While he saw the special as a way to salute great Toronto bands like the Mynah Birds (featuring Young and Rick James) and the Sparrows (with Steppenwolf founder John Kay), Brady says it was important to explore "some of the back stories nobody knows." He wonders, for example, how many Led Zeppelin fans know the British band's first gig was at Toronto's Rockpile at Yonge north of Bloor. The old Masonic Temple, now the home of MTV Canada, also had the Who, Jeff Beck and Frank Zappa rock its walls.

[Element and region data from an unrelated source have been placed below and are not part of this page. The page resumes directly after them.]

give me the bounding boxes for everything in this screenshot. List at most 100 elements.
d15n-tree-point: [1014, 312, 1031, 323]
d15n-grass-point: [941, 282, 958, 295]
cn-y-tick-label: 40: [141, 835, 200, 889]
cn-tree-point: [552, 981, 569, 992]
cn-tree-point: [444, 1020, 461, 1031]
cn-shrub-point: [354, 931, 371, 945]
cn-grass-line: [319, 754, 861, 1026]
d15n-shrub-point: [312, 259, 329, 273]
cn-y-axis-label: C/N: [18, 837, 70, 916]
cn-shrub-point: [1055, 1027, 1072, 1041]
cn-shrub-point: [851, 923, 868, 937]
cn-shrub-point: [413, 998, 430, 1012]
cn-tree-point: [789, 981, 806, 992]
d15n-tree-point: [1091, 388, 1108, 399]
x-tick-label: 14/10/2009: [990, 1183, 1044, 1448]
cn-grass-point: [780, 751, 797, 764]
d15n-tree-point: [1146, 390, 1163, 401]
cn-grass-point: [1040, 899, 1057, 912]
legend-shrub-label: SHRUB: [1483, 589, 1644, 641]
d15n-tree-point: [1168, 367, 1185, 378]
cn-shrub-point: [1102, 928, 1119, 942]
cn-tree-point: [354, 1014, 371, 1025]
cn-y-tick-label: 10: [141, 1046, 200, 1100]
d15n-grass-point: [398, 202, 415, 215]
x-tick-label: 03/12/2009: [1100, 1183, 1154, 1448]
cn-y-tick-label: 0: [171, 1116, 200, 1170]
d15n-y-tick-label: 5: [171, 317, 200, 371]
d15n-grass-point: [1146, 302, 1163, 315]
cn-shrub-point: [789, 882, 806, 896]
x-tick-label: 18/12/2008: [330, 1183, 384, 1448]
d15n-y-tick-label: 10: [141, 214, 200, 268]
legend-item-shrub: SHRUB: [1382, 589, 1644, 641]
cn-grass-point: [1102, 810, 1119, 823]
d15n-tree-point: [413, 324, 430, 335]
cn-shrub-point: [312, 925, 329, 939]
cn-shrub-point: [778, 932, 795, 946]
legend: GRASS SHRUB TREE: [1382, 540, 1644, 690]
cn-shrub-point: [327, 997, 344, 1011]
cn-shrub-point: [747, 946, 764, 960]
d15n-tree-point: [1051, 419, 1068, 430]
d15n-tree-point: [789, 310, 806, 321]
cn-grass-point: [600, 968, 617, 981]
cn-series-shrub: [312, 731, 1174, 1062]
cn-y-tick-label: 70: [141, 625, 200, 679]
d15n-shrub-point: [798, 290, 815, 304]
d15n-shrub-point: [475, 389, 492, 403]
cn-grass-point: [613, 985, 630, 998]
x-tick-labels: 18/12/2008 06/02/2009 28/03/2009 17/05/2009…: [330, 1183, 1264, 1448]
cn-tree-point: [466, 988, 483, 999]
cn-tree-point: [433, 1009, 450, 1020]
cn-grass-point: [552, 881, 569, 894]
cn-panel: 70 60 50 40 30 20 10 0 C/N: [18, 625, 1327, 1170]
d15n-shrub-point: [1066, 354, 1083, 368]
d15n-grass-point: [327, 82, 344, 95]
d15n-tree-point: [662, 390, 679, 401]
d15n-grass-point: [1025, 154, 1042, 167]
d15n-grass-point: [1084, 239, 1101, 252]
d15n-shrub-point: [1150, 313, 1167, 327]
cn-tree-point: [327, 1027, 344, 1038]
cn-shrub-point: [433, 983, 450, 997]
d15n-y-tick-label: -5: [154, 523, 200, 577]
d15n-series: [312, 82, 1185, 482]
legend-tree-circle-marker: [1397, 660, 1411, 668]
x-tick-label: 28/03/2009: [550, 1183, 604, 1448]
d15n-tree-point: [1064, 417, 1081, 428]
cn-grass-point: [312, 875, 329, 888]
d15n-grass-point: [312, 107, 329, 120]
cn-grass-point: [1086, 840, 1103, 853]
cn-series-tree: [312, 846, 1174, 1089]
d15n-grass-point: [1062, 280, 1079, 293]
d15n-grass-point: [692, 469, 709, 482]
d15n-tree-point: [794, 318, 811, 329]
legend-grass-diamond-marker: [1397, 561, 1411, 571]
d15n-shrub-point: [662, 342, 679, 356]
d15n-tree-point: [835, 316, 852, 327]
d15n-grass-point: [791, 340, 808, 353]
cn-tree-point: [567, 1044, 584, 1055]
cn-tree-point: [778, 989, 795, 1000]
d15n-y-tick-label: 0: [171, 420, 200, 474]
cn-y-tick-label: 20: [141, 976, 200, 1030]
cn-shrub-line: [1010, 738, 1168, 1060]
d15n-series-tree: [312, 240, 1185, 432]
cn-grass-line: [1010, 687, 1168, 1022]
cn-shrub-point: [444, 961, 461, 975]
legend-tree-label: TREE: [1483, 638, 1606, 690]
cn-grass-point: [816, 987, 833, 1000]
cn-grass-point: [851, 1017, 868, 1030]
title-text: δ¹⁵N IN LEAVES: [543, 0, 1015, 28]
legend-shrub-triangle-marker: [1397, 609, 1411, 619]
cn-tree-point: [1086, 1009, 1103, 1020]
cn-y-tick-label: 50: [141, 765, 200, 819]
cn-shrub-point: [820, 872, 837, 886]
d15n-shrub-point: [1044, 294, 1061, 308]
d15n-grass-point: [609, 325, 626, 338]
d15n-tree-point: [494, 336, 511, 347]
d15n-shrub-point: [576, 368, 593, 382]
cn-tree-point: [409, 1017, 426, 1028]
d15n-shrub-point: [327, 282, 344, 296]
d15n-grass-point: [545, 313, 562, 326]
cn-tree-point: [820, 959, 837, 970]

One of the most astonishing "Yonge Street" stories centres on the efforts to bring John Lennon and the Plastic Ono Band -- including guitar legend Eric Clapton -- to Toronto's Varsity Stadium in the summer of 1969 for the famous Live Peace in Toronto concert. As Brady tells it, the event was funded by two of the least likely of concert promoters, local socialite Lady Eaton and local biker gang the Vagabonds.

"The Eatons were one of the few people with a credit card back then who were able to put John Lennon, Eric Clapton, Klaus Voorman and their support team on an airplane from London," explains Brady.

It was Lady Eaton's limousine that whisked Lennon -- then still officially with the Beatles -- from the airport (escorted by 80 bikers). The whole enterprise, recalls concert promoter John Brower, was nearly scuttled when John and Yoko decided at the last minute that they'd rather stay in bed.

An irate Clapton apparently got on the phone and shamed Lennon into hustling to the London airport. This was much to the relief of Brower, who feared crossing the Vagabonds much more than Lady Eaton.

That two such opposite factions should come together for a Toronto rock concert was, as Brady puts it, "all part of the Yonge Street legend."